Prove or disprove that the ideal $\Big((X+1)^2,(2X+1)(X^2-2)\Big)$ is a principal ideal in $\mathbb{Z}[X]$

Question

Prove or disprove that the ideal $\Big((X+1)^2,(2X+1)(X^2-2)\Big)$ is a principal ideal in $\mathbb{Z}[X]$

Assume that the ideal $\Big((X+1)^2,(2X+1)(X^2-2)\Big)$ is principal.

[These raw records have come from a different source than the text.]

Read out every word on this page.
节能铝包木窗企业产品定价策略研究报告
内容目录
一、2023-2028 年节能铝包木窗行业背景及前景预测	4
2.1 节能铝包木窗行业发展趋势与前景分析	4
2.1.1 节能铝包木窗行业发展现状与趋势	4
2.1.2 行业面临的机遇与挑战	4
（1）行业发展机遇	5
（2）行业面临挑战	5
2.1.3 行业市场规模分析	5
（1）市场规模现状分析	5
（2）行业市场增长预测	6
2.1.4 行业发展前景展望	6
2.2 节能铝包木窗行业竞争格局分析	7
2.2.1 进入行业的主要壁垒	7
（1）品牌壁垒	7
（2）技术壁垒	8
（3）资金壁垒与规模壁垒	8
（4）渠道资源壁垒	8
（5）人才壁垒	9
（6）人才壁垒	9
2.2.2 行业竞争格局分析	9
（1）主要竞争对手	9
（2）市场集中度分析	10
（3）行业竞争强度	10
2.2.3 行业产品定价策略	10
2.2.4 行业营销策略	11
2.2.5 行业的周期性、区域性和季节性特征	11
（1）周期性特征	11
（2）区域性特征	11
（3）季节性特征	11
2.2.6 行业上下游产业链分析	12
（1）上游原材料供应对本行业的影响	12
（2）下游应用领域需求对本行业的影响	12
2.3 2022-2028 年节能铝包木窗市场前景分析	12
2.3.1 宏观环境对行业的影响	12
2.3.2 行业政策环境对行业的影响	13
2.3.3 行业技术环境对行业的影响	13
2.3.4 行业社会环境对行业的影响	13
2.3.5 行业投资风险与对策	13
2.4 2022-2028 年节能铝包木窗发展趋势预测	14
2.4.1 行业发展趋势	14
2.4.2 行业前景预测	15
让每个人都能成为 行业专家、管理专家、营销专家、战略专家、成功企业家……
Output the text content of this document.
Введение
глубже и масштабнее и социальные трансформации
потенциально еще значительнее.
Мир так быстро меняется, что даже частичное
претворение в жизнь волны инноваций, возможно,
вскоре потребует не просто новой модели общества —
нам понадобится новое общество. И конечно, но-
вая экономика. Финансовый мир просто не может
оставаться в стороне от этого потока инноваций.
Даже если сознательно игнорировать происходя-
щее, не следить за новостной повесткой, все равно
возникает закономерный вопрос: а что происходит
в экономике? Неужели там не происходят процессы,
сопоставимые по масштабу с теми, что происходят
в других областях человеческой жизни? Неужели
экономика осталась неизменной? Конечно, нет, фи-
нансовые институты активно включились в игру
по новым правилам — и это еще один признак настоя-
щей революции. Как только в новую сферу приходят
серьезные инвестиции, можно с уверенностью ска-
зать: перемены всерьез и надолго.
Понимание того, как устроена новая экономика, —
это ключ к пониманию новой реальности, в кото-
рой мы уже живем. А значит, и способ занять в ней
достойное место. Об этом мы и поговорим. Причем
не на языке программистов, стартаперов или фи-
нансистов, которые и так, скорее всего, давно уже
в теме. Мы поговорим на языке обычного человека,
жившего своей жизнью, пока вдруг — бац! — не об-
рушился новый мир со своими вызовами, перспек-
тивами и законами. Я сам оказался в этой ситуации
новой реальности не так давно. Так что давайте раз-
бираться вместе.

Then exist generator $f(X)\in \mathbb Z[X]$ such that: $$\Big((X+1)^2,(2X+1)(X^2-2)\Big)=f(X)\mathbb Z[X]$$ However I don't have idea how to (dis)prove that $f$ exist.

Answer 1

Division with remainder gives

$2x^3+x^2-4x-2 = (2x-3)(x^2+2x+1) + 1$.

Thus $1$ lies in the ideal and so the ideal equals $\Bbb Z[x]$.

Answer 2

$\begin{align}{\bf Hint}\ \ I =&\ ((x\!+\!1)^2,\ f(x))\\[.2em] = &\ ((x\!+\!1)^2,\ f(x)\bmod (x+1)^2)\ \ \ {\rm as\ in\ Euclidean\ Algorithm}\\[.2em] = &\ ((x\!+\!1)^2,\ \color{#c00}{f(-1)} + \color{#0a0}{f'(-1)} (x\!+\!1))\ \ \ {\rm by\ Taylor\ expansion} \end{align}$

Your $\,f(x)\,$ has $\,\color{#c00}{f(-1) = 1}\,$ and $\,\color{#0a0}{f'(-1) = 0}\,$ so $\,\color{#c00}{1}\in I\Rightarrow\, I = (\color{#c00}{1})$

Remark $\ $ i.e. $f\equiv 1\pmod{(x\!+\!1)^2}\,$ by double root test shows $-1$ is a double root of $\,f-1$